You are viewing a plain text version of this content. The canonical link for it is here.
Posted to dev@avro.apache.org by hiteshpahuja <hi...@gmail.com> on 2014/03/19 04:18:29 UTC

Field level reference across Avro Schema

I am new to Avro, using it for plain serialization and de-serialization
purposes.  I have defined a data model 

{"namespace": "recordData",
 "type": "record",
 "name": "CommonData",
 "fields": [
     {"name": "recordId", "type": "string"},
     {"name": "recordDate",  "type": ["string", "null"]},
     {"name": "recordPrice", "type": ["int", "null"]},
     {"name": "customer", "type": "string"}
 ]
}

I can easily import CommonData in another schema named CustomizedSchema

{"namespace": "recordData",
 "type": "record",
 "name": "CustomizedRecordData",
 "fields": [
     {"name": "custRecordId", "type": "recordData.CommonData"}
     ]
}

This works fine for me. But I wanted to do this like

{"namespace": "recordData",
 "type": "record",
 "name": "CustomizedRecordData",
 "fields": [
     {"name": "custRecordId", "type": "recordData.CommonData.
custRecordId"},
     {"name": "recordDate",  "type": ["string", "null"]}
     ]
}


When I do this , Avro maven plugin gives exception while code generation
saying "recordData.CommonData. custRecordId" undefined field. How can I
import definitions at field level not an record level. Any suggestions.



--
View this message in context: http://apache-avro.679487.n3.nabble.com/Field-level-reference-across-Avro-Schema-tp4029668.html
Sent from the Avro - Developers mailing list archive at Nabble.com.

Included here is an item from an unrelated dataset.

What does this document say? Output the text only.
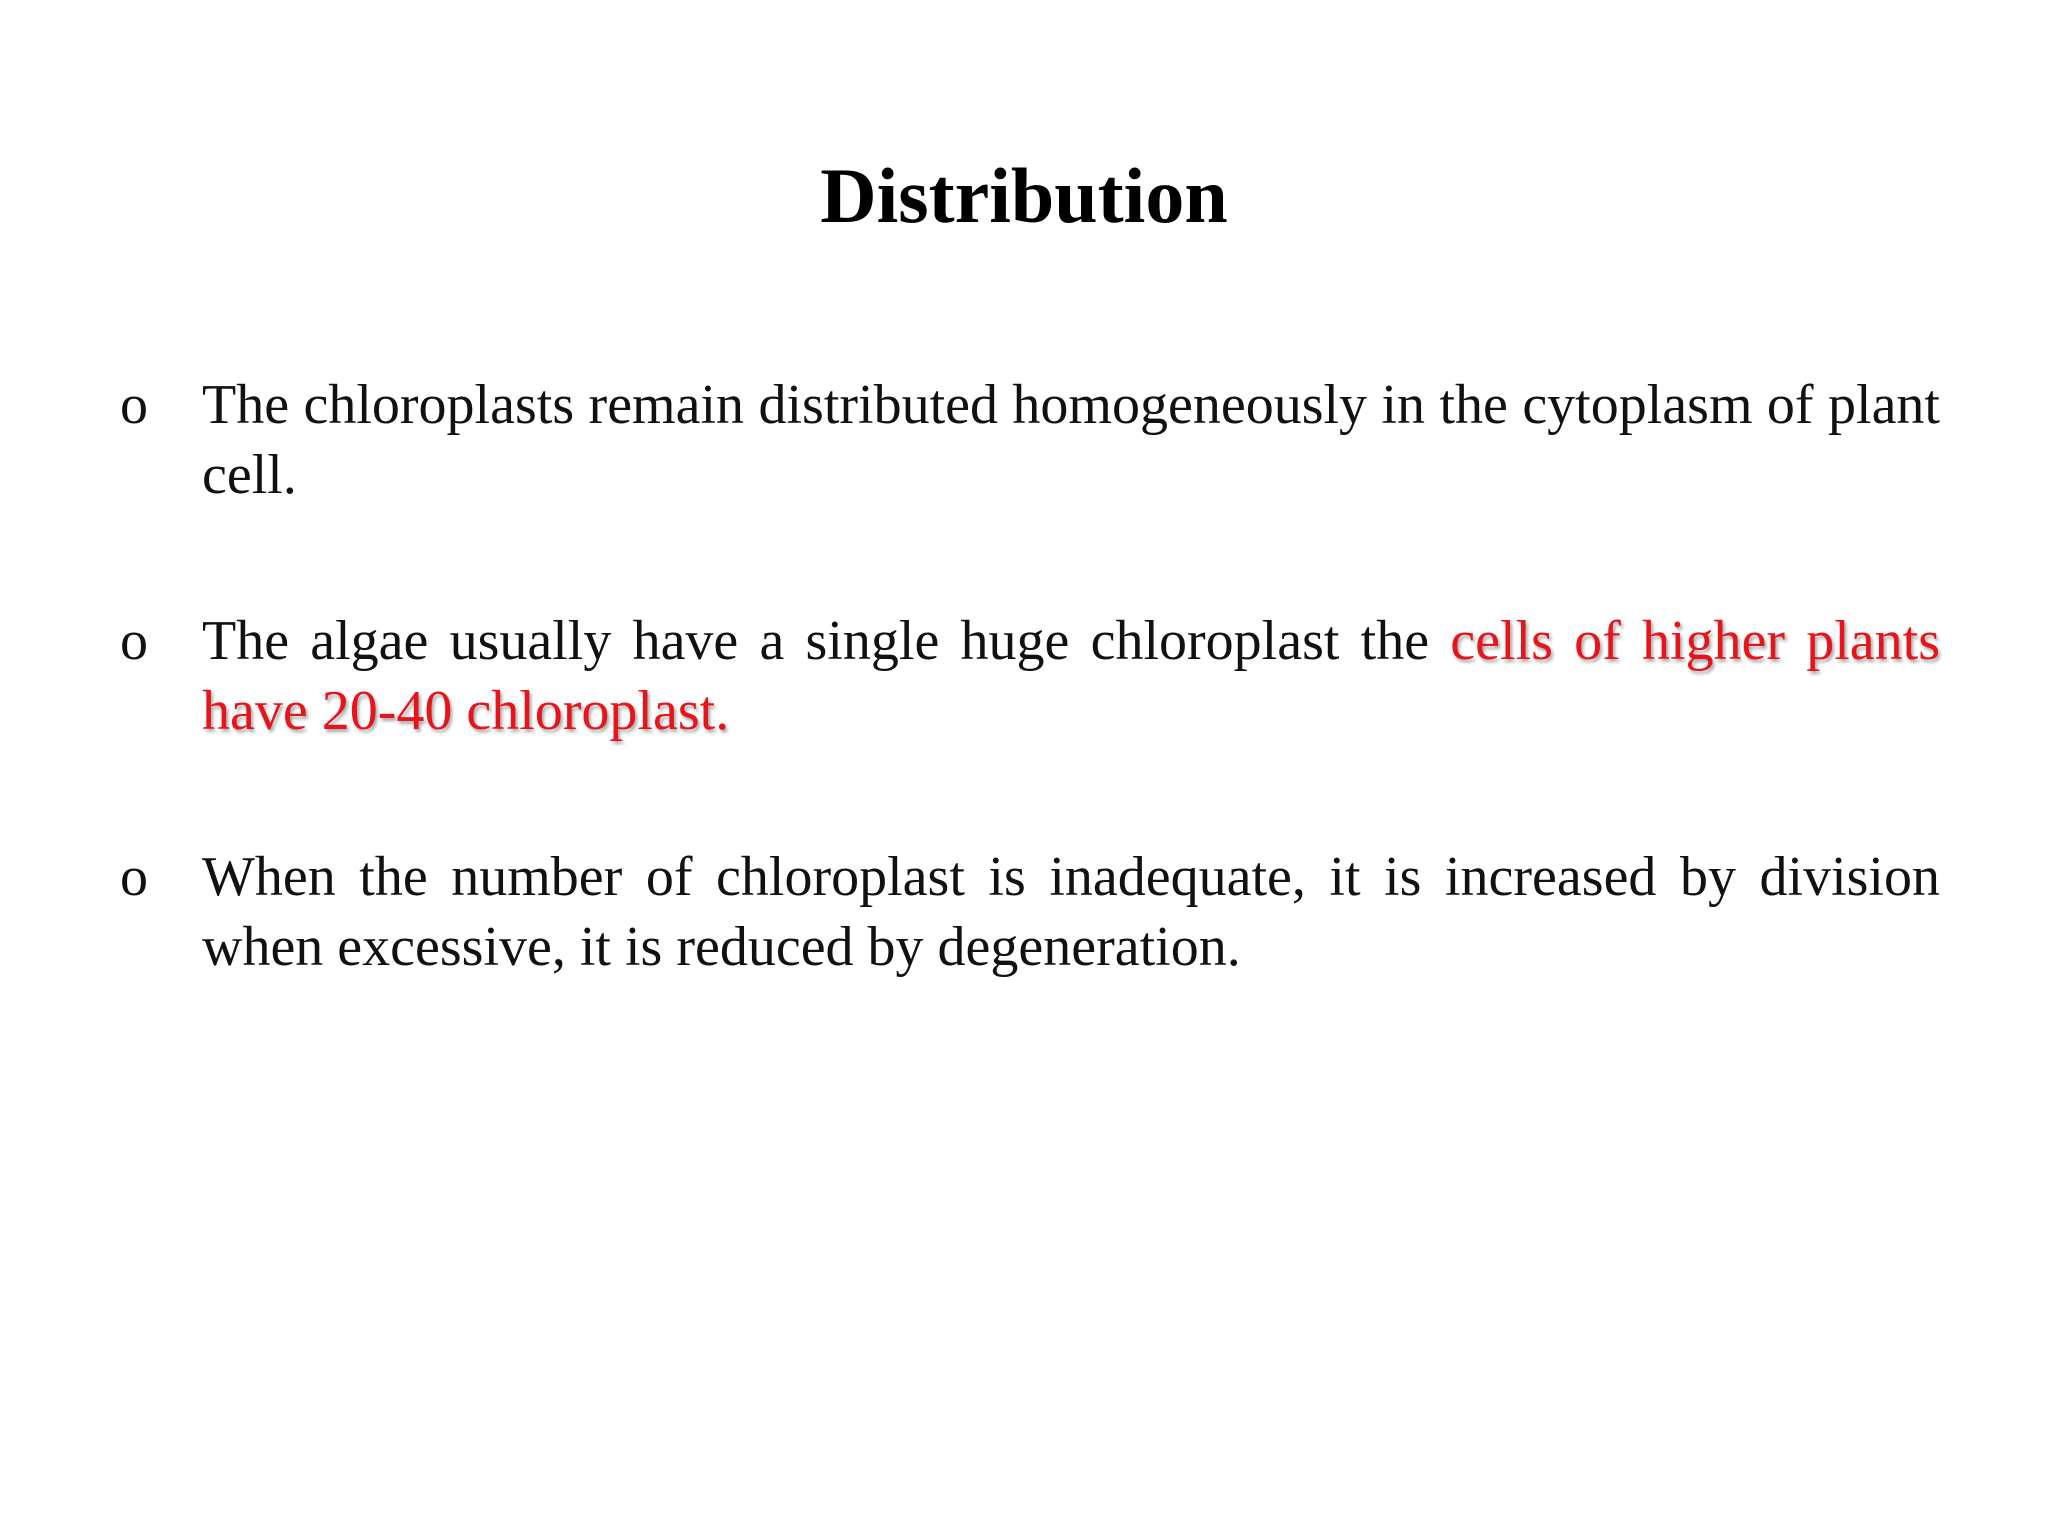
Distribution
o The chloroplasts remain distributed homogeneously in the cytoplasm of plant cell.
o The algae usually have a single huge chloroplast the cells of higher plants have 20-40 chloroplast.
o When the number of chloroplast is inadequate, it is increased by division when excessive, it is reduced by degeneration.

Re: Field level reference across Avro Schema

Posted by Sean Busbey <bu...@cloudera.com>.
On Tue, Mar 18, 2014 at 11:31 PM, hiteshpahuja <hi...@gmail.com>wrote:

> Intention is to use CommonData schema fields in CustomizedRecordData. While
> defining CustomizedRecordData I wanted to use few fields defined in
> CommonData not the whole CommonData.
>
> Avro allows me to use or import whole CommonData but not specific fields
> from CommonData.
>
>

Ah, yes. Currently the Avro specification only allows the type of a field
to be a named type or a schema. ATM, named types are only Record, Enum, and
Fixed[1].

That does mean that if one of the particular fields of your CommonData is
itself a named type you could reference it, but the usage is awkward.

Expanding named types to include record fields would be an incompatible
change, because it might cause existing schemas to break. Specifically, if
a schema had a field that had the same name as some other named type in the
same namespace the collision would result in an error. If this is something
you want to work out the details on, you should file a jira.

There are a few things you could do now, but the one I'd recommend is to
rely on alias support.

e.g. Given some example customized records

{"namespace": "recordData",
 "type": "record",
 "name": "CustomizedRecordDataFoo",
 "fields": [
     {"name": "recordId", "type": "string"},
     {"name":  "foo",  "type": ["string", "null"]}
     ]
}

{"namespace": "recordData",
 "type": "record",
 "name": "CustomizedRecordDataBar",
 "fields": [
     {"name": "bar", "type": "string"},
     {"name": "recordDate",  "type": "string"}
     ]
}

and then when you want to make use of common, you define a reader schema

{"namespace": "recordData",
  "type": "record",
  "name": "CommonData",
  "aliases": ["CustomizedRecordDataFoo", "CustomizedRecordDataBar"],
  "fields" : [
     {"name": "recordId", "type": ["null", "string"], "default": null},
     {"name": "recordDate",  "type": ["null", "string"], "default": null},
     {"name": "recordPrice", "type": ["null", "int"], "default": null},
     {"name": "customer", "type": ["null", "string"], "default": null}
  ]
}

Using that reader should allow you to go over records of both the
customized versions, with whichever fields are present being set.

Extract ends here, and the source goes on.